本作への参加について、堺は「大きな壮大な実験が始まるんだという感じがします。楽しい、新しい遊びに混ぜていただく子どものような気持ちでワクワクしております」とコメント。「皆さんにその成果を、数か月後になりますが、楽しんでいただければと思います」と続けた。
内容についてはサイモン氏が「どんな人間にも3人のゴーストがいるということを描いたタイトルになっています。1人目のゴーストはその人物に警告を与えます。二人目のゴーストはその人をなぐさめたりします。3番目のゴーストは『そろそろあなたの番ですよ』『そろそろ終わるときですよ』と、それを伝えに来る」と説明。司会のフリーアナウンサー・笠井信輔が「イギリスの言い伝えのようなものなのでしょうか」と尋ねると、サイモン氏は「想像力で僕が作り上げたものです」と答えた。

■17年ぶりに舞台作品に「思い入れがびっくりするぐらいなくて…」
17年ぶりに舞台作品に参加する思いを聞かれた堺は「メディアによって演技の使い分けができるような俳優じゃないので」とした上で、「17年で何かが変わったというわけではなく、もともと高校の演劇部から始めて、そんなにモチベーション変わらずずっとやってきているので、やり方がそれで変わるようなこともないです」と回答。「シームレスに、特に隔てなく入ることができるんじゃないかという気はします」と語った。

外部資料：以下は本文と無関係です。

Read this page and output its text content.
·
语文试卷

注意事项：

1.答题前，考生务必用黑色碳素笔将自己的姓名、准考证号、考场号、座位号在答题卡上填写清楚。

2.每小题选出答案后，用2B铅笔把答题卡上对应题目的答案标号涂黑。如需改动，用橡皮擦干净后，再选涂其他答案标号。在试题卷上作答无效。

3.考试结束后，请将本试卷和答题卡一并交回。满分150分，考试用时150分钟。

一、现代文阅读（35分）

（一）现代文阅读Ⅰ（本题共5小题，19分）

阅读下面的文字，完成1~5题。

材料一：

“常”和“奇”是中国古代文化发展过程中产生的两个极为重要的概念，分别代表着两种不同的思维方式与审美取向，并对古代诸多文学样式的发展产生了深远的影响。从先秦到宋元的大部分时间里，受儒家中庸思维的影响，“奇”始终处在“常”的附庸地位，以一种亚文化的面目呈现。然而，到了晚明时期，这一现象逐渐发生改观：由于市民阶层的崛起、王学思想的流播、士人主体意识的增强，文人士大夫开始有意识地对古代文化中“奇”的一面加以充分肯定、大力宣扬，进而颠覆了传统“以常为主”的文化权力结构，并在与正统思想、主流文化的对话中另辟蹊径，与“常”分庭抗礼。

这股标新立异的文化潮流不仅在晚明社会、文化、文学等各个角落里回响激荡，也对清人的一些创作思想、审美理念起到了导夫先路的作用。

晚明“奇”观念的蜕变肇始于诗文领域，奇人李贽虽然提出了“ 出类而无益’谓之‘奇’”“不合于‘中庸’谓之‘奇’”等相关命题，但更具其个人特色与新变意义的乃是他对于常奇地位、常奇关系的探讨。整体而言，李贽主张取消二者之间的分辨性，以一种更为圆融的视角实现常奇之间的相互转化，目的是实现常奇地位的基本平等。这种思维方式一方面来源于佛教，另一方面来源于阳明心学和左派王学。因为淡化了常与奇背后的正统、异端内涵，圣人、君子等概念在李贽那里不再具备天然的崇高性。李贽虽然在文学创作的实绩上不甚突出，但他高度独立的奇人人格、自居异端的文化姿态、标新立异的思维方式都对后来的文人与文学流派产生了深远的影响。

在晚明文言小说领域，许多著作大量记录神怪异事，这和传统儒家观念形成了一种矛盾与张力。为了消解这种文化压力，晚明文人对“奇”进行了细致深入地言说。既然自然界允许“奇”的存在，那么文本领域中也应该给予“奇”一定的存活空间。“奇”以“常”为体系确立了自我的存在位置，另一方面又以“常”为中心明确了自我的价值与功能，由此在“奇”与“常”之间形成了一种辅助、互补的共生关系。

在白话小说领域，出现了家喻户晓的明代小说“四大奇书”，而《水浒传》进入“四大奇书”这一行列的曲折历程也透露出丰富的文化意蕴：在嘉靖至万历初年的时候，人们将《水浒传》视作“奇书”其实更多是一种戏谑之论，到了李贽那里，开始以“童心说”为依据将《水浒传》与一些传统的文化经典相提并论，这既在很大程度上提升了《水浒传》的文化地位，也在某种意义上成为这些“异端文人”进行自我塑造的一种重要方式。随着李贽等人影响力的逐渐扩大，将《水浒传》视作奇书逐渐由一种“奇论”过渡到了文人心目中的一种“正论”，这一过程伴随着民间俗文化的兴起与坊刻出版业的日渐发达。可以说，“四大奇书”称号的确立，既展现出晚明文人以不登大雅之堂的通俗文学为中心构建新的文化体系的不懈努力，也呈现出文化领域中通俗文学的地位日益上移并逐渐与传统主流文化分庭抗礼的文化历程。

また、舞台への思い入れを問われると「思い入れがびっくりするぐらいなくて」と苦笑。「なんでないのかなと考えてみた」という堺は「一対一のお芝居でずっと育ってきたので、これが基本の当たり前のように、自分のお芝居をする上の主な筋肉になっていて。どれぐらいの方にご覧になっていただくか、それが映画なのかテレビなのかの違いはあるにせよ、みんなで一対一、あるいはコミュニケーションを取るというのは、高校時代、大学時代に学んで『楽しいな』『すてきだな』と思ったことなので、当たり前のように、空気のようにやっているということが根っこにあると思います」と伝え、「まったく意気込みがない自分に驚いております」と自然体だった。